Though science takes up a lot of crew time, the space station crew is also busy putting together life support systems inside the space station, learning how to build structures in orbit and managing "surprises around every corner."
Besides the pump failure, those surprises during Wheelock's time in space included the near collision of the space station with the Russian Progress unmanned vehicle, which was bringing supplies to the station. The incident complicated and delayed the vehicle's docking procedure.
During his visit to Marshall, Wheelock, who goes by the nicknames "Wheels" and "Cupcake" within the astronaut corps, shared humorous anecdotes from his mission with employees of the Payload Operations Center.
He described for them the scary moments during six spacewalks and during the seven hours following the pump failure when "we were turning off alarms and trying to figure out what happened to the space station." He told them about the beauty of the views of Earth - including the Himalayan Mountains, the Australian Outback, Niagara Falls, Pearl Harbor and the Great Barrier Reef -- from the space station as it orbited the Earth every 90 minutes, and the violence of his return aboard the Soyuz capsule, which he called an "incredible ride home" on a "little charcoal briquette."
His multi-day trip to Alabama also included visits with about 5,000 students and stops at the U.S. Space & Rocket Center and at schools in Boaz, Birmingham, Montgomery and Houston County that have participated in the Civil Air Patrol's K-6 Aerospace Connections in Education Program.
"Before I launched on this mission, my goal was to make space real for kids, to share with them the joy and story of space," Wheelock said. "I take that as my challenge.
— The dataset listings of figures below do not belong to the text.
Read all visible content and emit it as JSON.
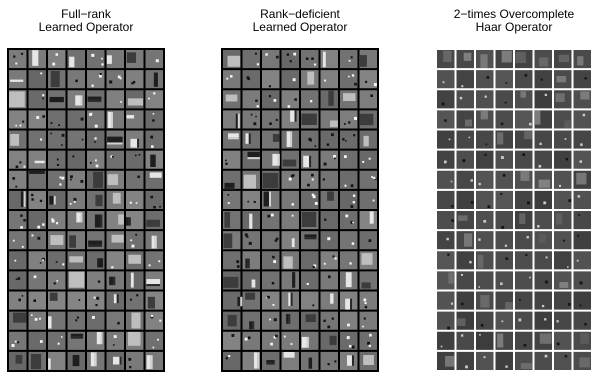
{
  "figure": {
    "panels": [
      {
        "title_line1": "Full−rank",
        "title_line2": "Learned Operator",
        "grid": {
          "cols": 8,
          "rows": 16
        },
        "separator_color": "#000000",
        "background_color": "#808080"
      },
      {
        "title_line1": "Rank−deficient",
        "title_line2": "Learned Operator",
        "grid": {
          "cols": 8,
          "rows": 16
        },
        "separator_color": "#000000",
        "background_color": "#808080"
      },
      {
        "title_line1": "2−times Overcomplete",
        "title_line2": "Haar Operator",
        "grid": {
          "cols": 8,
          "rows": 16
        },
        "separator_color": "#ffffff",
        "background_color": "#444444"
      }
    ]
  }
}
I want to make it as real as possible for them and Twitter was a part of that. We are in a period of transition with a lot of unknowns. But we still have a very, very vibrant space station and still some incredible things to come with this orbiting world-class science platform."
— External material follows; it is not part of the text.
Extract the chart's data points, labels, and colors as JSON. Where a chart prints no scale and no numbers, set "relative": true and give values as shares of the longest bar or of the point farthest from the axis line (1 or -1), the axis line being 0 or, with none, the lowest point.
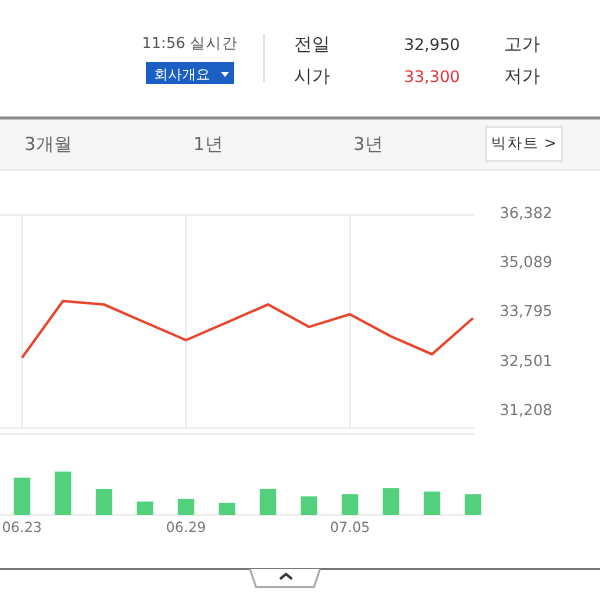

Wheelock's space station deployment wasn't his first trip into space. In 2007, he flew on a 15-day space shuttle mission to the space station, during which he accumulated 20 hours and 41 minutes on three spacewalks to attach a module to the space station that opened up the capability for future international laboratories to be added to the station. He also participated in an unplanned spacewalk to repair a damaged solar array.
As a Master Army Aviator, Wheelock has logged more than 3,000 flight hours in 45 different rotary and fixed-wing aircraft and spacecraft. His Army training taught him about leadership and teamwork within small units.
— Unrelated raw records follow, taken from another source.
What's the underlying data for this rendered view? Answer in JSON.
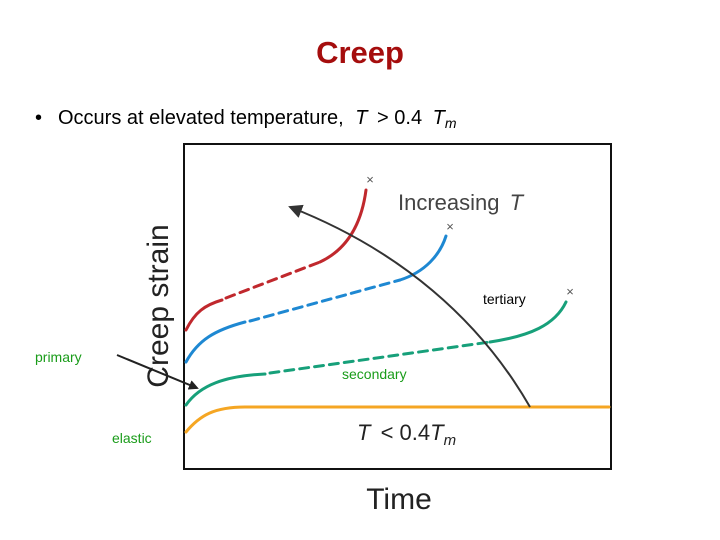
{
  "header": {
    "title": "Creep"
  },
  "bullet": {
    "text": "Occurs at elevated temperature,",
    "var": "T",
    "relation": "> 0.4",
    "var2": "T",
    "sub": "m"
  },
  "diagram": {
    "y_label": "Creep strain",
    "x_label": "Time",
    "arrow_label": {
      "text": "Increasing",
      "var": "T"
    },
    "low_label": {
      "var": "T",
      "relation": "< 0.4",
      "var2": "T",
      "sub": "m"
    },
    "stages": {
      "primary": "primary",
      "secondary": "secondary",
      "tertiary": "tertiary",
      "elastic": "elastic"
    }
  }
}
"The Army places a fairly heavy weight on leadership as does NASA," he said. "The Army taught me the strength of a small unit, and on the space station we had a unit of six on board along with the teams on the ground ... You learn about yourself and your leadership style in the military as well as about other leadership styles."
During his visit at Marshall, Wheelock signed the Expedition 25 emblem that was then hung in the Payload Operations Center by increment lead operations controller Damon Self.
"It's hard to find words for people that kept you alive for six months," he told the Marshall employees in the operations center. "It was just incredible working with you guys. The whole experience was life changing for me because of you guys."
Wheelock also spoke to the crew of the International Space Station during an impromptu call-up by payload communicator Reagan Malone. He shared a few jokes with crewmember European Space Agency astronaut Paolo Nespoli, who is with Expedition 27, and then added his own advice.
"Don't let a day go by without looking out those windows," Wheelock told Nespoli over the headset. "Of the 163 days I was there, there were three or four days I didn't get to a window and those are the days I regret."